Tutto l'universo di nomi e forme non è altro che il frutto di Manomayakosa. In altre parole, quello che noi chiamiamo "mondo reale" è frutto della proiezioni della mente esattamente come lo è il mondo onirico durante il sonno. Naturalmente entrambi i tipi di proiezione risultano reali fintantoché la conoscenza non sarà sufficientemente risvegliata.
Un elemento di particolare interesse lega quanto detto al ciclo di morte-rinascita (Saṃsāra).
Infatti per la metafisica Vedānta la trasmigrazione avviene per l'identificazione della coscienza con il mondo dei nomi e delle forme. L'identificazione con la realtà grossolana crea un moto che permette all'individualità di generare una forza che rende schiavi delle cose pur vivendo nell'illusione di possederle.

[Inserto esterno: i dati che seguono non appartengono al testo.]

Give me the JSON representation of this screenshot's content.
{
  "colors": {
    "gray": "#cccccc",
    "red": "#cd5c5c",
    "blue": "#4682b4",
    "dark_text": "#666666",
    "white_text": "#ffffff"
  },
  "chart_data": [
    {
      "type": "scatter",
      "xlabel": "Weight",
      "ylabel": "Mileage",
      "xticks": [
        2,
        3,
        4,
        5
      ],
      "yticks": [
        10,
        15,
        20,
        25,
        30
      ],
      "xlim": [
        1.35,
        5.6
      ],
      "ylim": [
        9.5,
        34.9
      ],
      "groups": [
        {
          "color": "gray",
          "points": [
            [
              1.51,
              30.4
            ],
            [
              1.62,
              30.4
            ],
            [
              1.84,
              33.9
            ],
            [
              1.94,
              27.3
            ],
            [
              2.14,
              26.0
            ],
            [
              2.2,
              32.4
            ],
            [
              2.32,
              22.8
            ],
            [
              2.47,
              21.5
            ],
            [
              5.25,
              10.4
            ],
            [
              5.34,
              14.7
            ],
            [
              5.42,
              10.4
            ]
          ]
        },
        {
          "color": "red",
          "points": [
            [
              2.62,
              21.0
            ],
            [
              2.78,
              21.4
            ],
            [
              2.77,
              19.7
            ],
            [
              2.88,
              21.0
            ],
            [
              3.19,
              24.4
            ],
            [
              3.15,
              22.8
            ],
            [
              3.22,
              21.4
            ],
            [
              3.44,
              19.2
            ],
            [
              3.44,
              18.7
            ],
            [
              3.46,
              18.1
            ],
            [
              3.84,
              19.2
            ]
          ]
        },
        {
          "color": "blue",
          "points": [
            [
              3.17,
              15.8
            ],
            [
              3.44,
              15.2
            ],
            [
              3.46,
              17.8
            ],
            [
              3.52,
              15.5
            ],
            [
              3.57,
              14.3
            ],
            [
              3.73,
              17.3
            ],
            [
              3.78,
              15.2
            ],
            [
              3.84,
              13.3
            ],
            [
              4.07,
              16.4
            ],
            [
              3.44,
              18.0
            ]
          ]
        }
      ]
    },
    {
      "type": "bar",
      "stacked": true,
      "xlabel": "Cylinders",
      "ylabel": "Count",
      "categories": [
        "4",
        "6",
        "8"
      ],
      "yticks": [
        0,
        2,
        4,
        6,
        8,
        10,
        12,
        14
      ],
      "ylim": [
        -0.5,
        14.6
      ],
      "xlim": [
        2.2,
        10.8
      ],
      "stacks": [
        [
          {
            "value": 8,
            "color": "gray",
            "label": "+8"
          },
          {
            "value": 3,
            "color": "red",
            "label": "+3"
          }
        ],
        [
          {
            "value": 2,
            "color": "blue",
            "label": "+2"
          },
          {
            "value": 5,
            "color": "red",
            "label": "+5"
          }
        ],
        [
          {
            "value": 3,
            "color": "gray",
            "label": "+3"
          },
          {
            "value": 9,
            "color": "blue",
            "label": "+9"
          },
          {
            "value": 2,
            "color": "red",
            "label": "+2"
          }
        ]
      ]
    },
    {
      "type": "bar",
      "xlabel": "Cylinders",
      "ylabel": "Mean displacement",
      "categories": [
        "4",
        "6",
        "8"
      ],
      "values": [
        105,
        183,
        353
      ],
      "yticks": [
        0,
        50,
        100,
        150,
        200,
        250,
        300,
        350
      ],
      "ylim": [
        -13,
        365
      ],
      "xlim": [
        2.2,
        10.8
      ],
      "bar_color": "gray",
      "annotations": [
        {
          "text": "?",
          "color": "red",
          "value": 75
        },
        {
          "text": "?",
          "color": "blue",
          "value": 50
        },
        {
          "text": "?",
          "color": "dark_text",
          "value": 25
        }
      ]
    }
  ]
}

Questa forza tenta disperatamente di sopravvivere, trasmigrando nei vari mondi, subendo il relativo karma di merito-demerito, attenuandosi e spegnendosi solo quando cessa quel moto di identificazione.
Fintanto che questo viene alimentato il ciclo morte-rinascita (e con esso la schiavitù metafisica) non sarà mai spezzato.
La quarta guaina Vijnanamayakosa è detta guaina dell'intelletto.
Quello che rappresenta questo involucro è la cosiddetta buddhi. Potremmo intendere questo termine come la più alta facoltà discriminativa che l'individuo possegga, l'intelligenza sintetica capace di contemplare gli archetipi universali.
Benché molto vicina al Ātman riflettendone il cit[non chiaro], nonostante sia percezione intuitiva e discernimento immediato essa resta pur sempre un veicolo del sé ed è pertanto soggetta a trasmigrazione.
Pertanto se questa resta vincolata al complesso mentale e sensoriale favorisce l'espansione dell'ego; se viceversa risulta svincolata dal desiderio egoico essa favorisce l'amore e la comprensione universale.
L'ultima guaina e quella più interna Anandamayakosa è quella della beatitudine.
Di essa si dice essere attiva nel sonno profondo mentre negli altri stati (veglia e sogno) lo è solo parzialmente. È sede della facoltà intuitiva ove si fa esperienza della divinità che vive nel profondo di ogni essere umano. Tale unità di coscienza rifrange senza riflettere la pura beatitudine dell'Ātman, in assenza di qualsiasi dualità. Questa guaina è composta di beatitudine non generata da alcun eccitamento né da stimoli sensoriali quindi non dipende da alcun condizionamento formale.
Anche questo corpo causale va superato; esso non può essere il supremo sé in quanto ne è pur sempre rivestimento come lo sono le altre guaine-corpi.
Compresi e risolti i cinque involucri ovvero i tre corpi quello che resta è solo il testimone, il supremo Ātman.